Resumo:
Lavagem de dinheiro é um processo onde recursos obtidos por meio de atividades
ilícitas se tornam aparentemente lícitos. Tal prática engloba muitas ações com vistas à esconder
a origem dos recursos, e ainda que os mesmos possam ser novamente utilizados, sem que os
criminosos sejam comprometidos. A lavagem de dinheiro envolve três etapas, sendo elas
colocação, ocultação e integração. A Lei nº 9.613/98 descreve a lavagem de dinheiro como
crime e portanto, possui infrações penais. A problemática deste estudo foi: De acordo com o
Direito Penal brasileiro, quem pode ser responsabilizado pela prática de lavagem de dinheiro
em licitações e quais as penalidades possíveis hoje no Brasil? Diante de tal cenário, propõe-se
discutir o crime de lavagem de dinheiro por meio de licitações e seus aspectos penais. A
metodologia utilizada para a construção da pesquisa foi a revisão bibliográfica do tipo narrativa,
realizada com pesquisas nas seguintes plataformas: Scientific Eletronic Library online
(SciELO) e Google Acadêmico. Os resultados evidenciaram que De acordo com o direito penal
brasileiro, podem ser responsabilizados pela prática de lavagem de dinheiro tanto aqueles
agentes considerados omissos em seus postos de investigação, quanto aqueles que atuaram
efetivamente no processo fraudulento, podendo ser punidos com penas de reclusão de 4 (quatro)

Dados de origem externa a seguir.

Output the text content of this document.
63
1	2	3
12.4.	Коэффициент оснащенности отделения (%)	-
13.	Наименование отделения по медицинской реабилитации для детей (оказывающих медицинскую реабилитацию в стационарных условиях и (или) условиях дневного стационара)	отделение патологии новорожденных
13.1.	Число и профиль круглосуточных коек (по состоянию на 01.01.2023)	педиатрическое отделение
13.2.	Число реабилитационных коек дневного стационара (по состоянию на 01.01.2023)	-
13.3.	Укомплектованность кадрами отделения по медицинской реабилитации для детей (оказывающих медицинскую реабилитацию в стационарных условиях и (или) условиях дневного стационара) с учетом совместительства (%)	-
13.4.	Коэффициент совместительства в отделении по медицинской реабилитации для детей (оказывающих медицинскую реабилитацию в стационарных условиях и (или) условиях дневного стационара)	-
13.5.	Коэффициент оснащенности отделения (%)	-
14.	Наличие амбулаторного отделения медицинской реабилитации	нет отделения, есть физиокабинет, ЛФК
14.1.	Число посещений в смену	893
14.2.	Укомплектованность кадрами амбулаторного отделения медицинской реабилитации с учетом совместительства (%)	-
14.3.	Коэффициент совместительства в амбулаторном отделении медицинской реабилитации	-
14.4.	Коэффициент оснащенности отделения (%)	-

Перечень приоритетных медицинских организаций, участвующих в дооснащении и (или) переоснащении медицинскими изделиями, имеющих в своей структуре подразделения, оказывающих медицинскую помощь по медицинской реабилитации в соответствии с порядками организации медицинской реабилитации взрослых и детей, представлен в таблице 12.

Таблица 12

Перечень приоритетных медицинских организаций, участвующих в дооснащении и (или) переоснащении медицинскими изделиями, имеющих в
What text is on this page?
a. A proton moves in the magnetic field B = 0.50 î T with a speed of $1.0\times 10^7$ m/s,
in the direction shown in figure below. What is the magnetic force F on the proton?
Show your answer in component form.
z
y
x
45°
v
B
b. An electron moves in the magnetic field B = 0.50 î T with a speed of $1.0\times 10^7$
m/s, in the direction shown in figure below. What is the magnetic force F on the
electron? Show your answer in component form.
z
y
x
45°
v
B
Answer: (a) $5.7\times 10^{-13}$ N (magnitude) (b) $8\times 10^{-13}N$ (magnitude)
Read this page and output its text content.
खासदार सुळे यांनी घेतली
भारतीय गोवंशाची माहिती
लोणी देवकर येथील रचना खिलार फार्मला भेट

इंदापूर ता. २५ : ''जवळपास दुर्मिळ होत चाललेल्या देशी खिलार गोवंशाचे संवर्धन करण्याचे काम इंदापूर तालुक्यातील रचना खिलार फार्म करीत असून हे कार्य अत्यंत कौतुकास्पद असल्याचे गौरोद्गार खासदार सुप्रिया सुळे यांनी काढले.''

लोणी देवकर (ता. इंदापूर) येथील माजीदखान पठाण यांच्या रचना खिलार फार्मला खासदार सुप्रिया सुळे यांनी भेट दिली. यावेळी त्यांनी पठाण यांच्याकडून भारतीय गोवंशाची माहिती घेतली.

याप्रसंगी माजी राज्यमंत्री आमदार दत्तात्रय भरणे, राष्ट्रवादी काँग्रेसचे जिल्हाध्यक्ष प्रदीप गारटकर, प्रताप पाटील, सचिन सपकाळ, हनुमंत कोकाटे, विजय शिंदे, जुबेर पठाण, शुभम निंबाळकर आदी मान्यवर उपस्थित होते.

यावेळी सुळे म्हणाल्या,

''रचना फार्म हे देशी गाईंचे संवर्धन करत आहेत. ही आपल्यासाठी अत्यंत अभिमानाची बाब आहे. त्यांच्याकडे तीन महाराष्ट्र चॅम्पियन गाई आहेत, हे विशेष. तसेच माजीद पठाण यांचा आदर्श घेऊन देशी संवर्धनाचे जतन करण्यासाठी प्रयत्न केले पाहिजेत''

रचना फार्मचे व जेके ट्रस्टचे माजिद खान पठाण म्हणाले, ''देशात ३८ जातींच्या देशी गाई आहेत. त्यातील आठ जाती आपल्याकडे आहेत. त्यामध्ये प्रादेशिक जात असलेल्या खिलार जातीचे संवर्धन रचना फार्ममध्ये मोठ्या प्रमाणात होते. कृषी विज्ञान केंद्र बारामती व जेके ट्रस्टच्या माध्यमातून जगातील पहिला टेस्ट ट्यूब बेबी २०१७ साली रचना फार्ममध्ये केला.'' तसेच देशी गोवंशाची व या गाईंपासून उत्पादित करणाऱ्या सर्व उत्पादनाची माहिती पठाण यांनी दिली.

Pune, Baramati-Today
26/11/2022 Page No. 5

anos a 8 (oito) anos e multa”.
Descrição:
O tema discutido neste estudo é “Lavagem de dinheiro em licitações e o direito penal
brasileiro - A dificuldade na compreensão das normas de contratos administrativos. Tema este,
que engloba questões de grande relevância, tanto acadêmicos do curso do direito, quanto para
a sociedade, que vem, nas últimas décadas, exercendo um importante papel no fortalecimento
da democracia, já que o efeito da corrupção afeta toda a infraestrutura da sociedade. Sabe-se
que a lavagem de dinheiro causa consequências a todos, sendo, portanto, um crime de grande
impacto social e econômico, sobretudo quando envolve contratos administrativos.